Nothing is more difficult for me, as a reader of poetry, than to describe why I am moved when a poem attains a certain intensity of quietness, when it seems to wait. Keats, very early in his work, described this as power half-slumbering on its own right arm. I find this quality in only a few contemporary poets—Ashbery, Ammons, Strand, Merwin, James Wright, among others. Recent Ashbery has more of this deep potential, this quietness that is neither quietism nor repression, than any American poet since the last poems of Stevens. Webern is the nearest musical analogue I know, but analogues are hard to find for a poem like "Evening in the Country". For, though the poem is so chastened, it remains an Orphic celebration, as much so as Hart Crane at his most ecstatic….

"Fragment" [is] the crown of The Double Dream of Spring and, for me, Ashbery's finest work. Enigmatically autobiographical, even if it were entirely fantasy, the poem's fifty stately ten-line stanzas, orotundly Stevensian in their rhetoric, comment obliquely upon a story never told, a relationship never quite a courtship, and now a nostalgia. Studying this nostalgia, in his most formal and traditional poem, more so than anything even in Some Trees, Ashbery presents his readers, however faithful, with his most difficult rumination. But this is a wholly Stevensian difficulty, neither elliptical nor obscure, but a ravishing simplicity that seems largely lacking in any referential quality….

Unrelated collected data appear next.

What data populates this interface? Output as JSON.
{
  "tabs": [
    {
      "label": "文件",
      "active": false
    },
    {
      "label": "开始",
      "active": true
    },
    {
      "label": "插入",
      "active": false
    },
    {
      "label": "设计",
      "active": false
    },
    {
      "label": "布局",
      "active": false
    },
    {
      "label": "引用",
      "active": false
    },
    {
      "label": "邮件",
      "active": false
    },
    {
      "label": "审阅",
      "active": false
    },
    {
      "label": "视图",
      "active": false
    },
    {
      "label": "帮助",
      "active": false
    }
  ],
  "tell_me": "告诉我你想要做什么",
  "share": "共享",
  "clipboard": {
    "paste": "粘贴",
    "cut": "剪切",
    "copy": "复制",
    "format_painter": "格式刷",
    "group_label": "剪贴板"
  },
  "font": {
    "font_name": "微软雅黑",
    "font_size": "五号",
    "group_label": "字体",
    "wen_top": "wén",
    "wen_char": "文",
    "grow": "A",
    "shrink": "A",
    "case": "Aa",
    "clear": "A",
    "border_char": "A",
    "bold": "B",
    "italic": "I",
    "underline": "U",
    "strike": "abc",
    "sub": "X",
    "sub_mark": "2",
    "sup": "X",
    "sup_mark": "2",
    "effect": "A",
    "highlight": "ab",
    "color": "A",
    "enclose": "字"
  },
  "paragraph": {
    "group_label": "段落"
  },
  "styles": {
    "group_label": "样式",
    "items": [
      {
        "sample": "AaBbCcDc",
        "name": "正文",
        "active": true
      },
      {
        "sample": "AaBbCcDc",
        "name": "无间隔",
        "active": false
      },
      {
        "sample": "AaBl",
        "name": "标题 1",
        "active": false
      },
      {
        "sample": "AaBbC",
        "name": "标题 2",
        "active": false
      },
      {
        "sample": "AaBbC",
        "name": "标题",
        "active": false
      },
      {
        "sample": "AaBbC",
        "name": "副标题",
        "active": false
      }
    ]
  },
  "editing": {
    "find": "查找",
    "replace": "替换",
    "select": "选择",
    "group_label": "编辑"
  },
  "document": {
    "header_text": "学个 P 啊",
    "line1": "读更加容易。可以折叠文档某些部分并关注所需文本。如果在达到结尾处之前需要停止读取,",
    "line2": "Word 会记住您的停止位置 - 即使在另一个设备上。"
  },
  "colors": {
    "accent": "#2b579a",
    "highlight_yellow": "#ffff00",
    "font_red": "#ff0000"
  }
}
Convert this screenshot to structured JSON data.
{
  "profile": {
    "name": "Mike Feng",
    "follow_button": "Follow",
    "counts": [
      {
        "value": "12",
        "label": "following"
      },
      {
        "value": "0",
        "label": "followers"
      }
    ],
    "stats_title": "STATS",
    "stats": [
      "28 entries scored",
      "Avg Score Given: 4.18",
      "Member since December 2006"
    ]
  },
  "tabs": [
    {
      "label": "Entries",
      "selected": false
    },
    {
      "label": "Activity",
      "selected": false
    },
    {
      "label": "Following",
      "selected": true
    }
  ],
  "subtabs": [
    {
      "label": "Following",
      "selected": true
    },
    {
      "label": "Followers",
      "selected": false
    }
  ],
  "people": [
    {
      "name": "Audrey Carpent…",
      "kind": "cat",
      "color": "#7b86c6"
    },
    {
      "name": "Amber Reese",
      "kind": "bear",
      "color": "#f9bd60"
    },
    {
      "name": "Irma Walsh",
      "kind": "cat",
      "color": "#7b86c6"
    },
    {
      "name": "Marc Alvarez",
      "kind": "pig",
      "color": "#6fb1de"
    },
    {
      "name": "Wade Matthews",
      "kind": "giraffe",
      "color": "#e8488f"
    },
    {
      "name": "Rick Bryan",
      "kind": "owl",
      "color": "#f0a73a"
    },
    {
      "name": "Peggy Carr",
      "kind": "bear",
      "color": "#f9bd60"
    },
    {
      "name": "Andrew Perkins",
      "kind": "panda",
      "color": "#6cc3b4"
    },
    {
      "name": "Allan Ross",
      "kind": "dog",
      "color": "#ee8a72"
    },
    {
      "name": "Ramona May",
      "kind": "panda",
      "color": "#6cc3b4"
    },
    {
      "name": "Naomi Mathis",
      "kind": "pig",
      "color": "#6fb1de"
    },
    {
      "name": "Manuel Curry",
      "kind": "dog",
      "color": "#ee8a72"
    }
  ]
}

What the all-but-perfect solipsist means cannot be right, not until he becomes perfect in his solipsism, and so stands forth as a phantasmagoric realist (one could cite Mark Strand, a superb poet, as a recent example). "Fragment", I take it, is the elegy for the self of the imperfect solipsist, who wavered before the reality of another self, and then withdrew back into an interior world. The poem being beautifully rounded, the title evidently refers not to an aesthetic incompleteness, but to this work's design, that tells us only part of a story, and to its resigned conclusion, for the protagonist remains alone, an "anomaly" as he calls himself in the penultimate line….

Much of the difficulty, and the poignance, of "Fragment" is generated by Ashbery's quasi-metaphysical dilemma. Committed, like the later Stevens, to the belief that poetry and materia poetica are the same thing, and struggling always against the aesthetic of the epiphany or privileged moment, with its consequent devaluation of other experience, Ashbery nevertheless makes his poem to memorialize an intense experience, brief in deviation. This accounts probably for the vacillation and evasiveness of "Fragment", which tries to render an experience that belongs to the dialectic of gain and loss, yet insists the experience was neither. There are passages of regret, and of joy, scattered through the poem, but they do little to alter the calm, almost marmoreal beauty of the general tone of rapt meditation.

Harold Bloom, "John Ashbery: The Charity of the Hard Moments," in American Poetry Since 1960: Some Critical Perspectives, edited by Robert B. Shaw (reprinted by permission of Dufour Editions, Inc.), Carcanet, 1973, pp. 83-108.